The notion of seven forbidden words naturally brings to mind George Carlin’s comic monologue “Seven dirty words,” which turned into a federal case when a man heard it on edifying public radio while driving with his 15-year old son. We can imagine why Dad was so pissed (one of the forbidden words). No doubt the teenage boy was terribly traumatized at hearing such words as “fuck” and “tit.” Thanks to dad, these words are prohibited on the radio except between the hours of 10 p.m. and 6 a.m. when adults are asleep.
Here are seven words that should be banned in court:
- “Evidence-based.” Used by the prosecution in domestic and sex cases to mean exactly the opposite, namely a trial based on hearsay because the complainant doesn’t want to testify. Comparable to the MTA’s term “Fast Track” meaning “no trains all weekend.”
- “Vulnerable.” Helpless little children and doddering old people, defined as anyone under 18 or over 50. Women of any age.
- “Judicial Discretion.” Arbitrariness immune from appellate review. See “Fast Track.”

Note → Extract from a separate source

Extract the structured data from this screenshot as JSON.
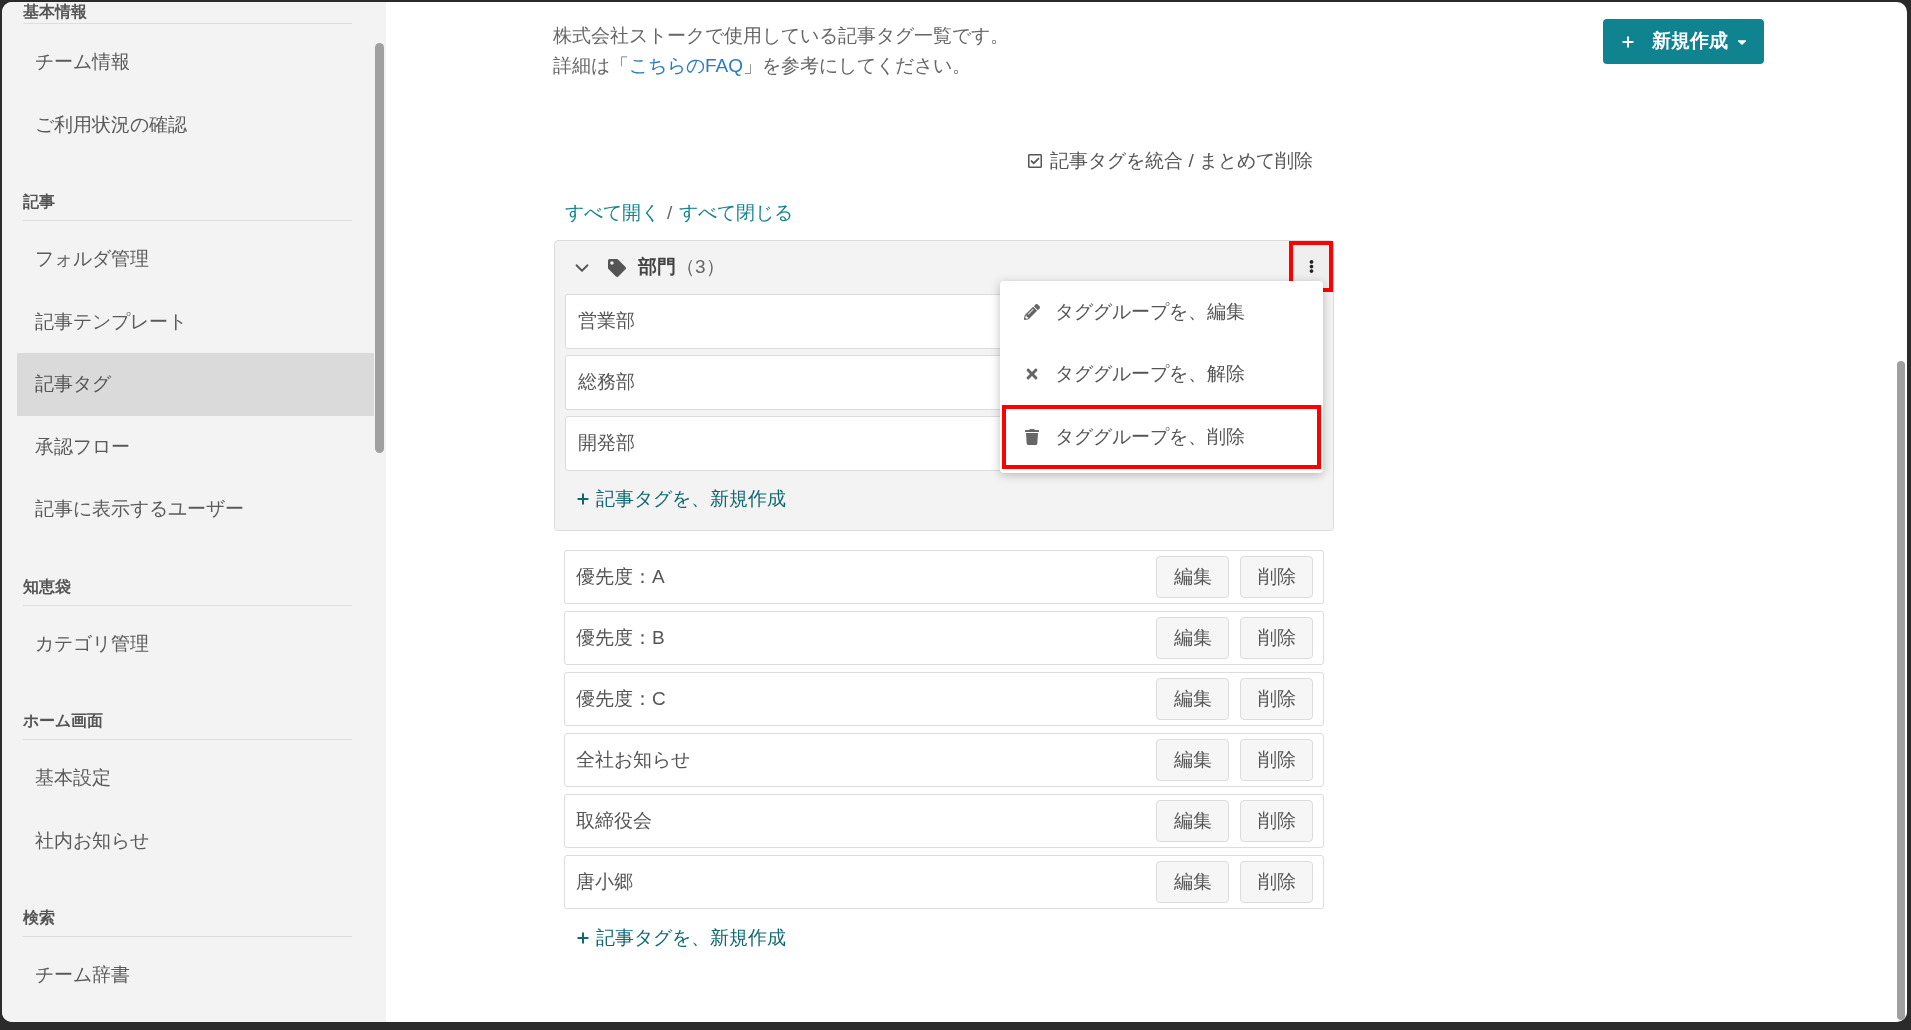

- “Reasonable Inference.” A way to arrive at the desired result in the absence of proof. See “Fast Track.”
- “Self-serving.” Anything said by a defendant in his defense.
- “Flexible standard.” Bent, stretched or twisted to favor the prosecution.
- “Obviously” (or “clearly,” “plainly,” “it is axiomatic that. . .”). Completely unsupported. See “Reasonable Inference.”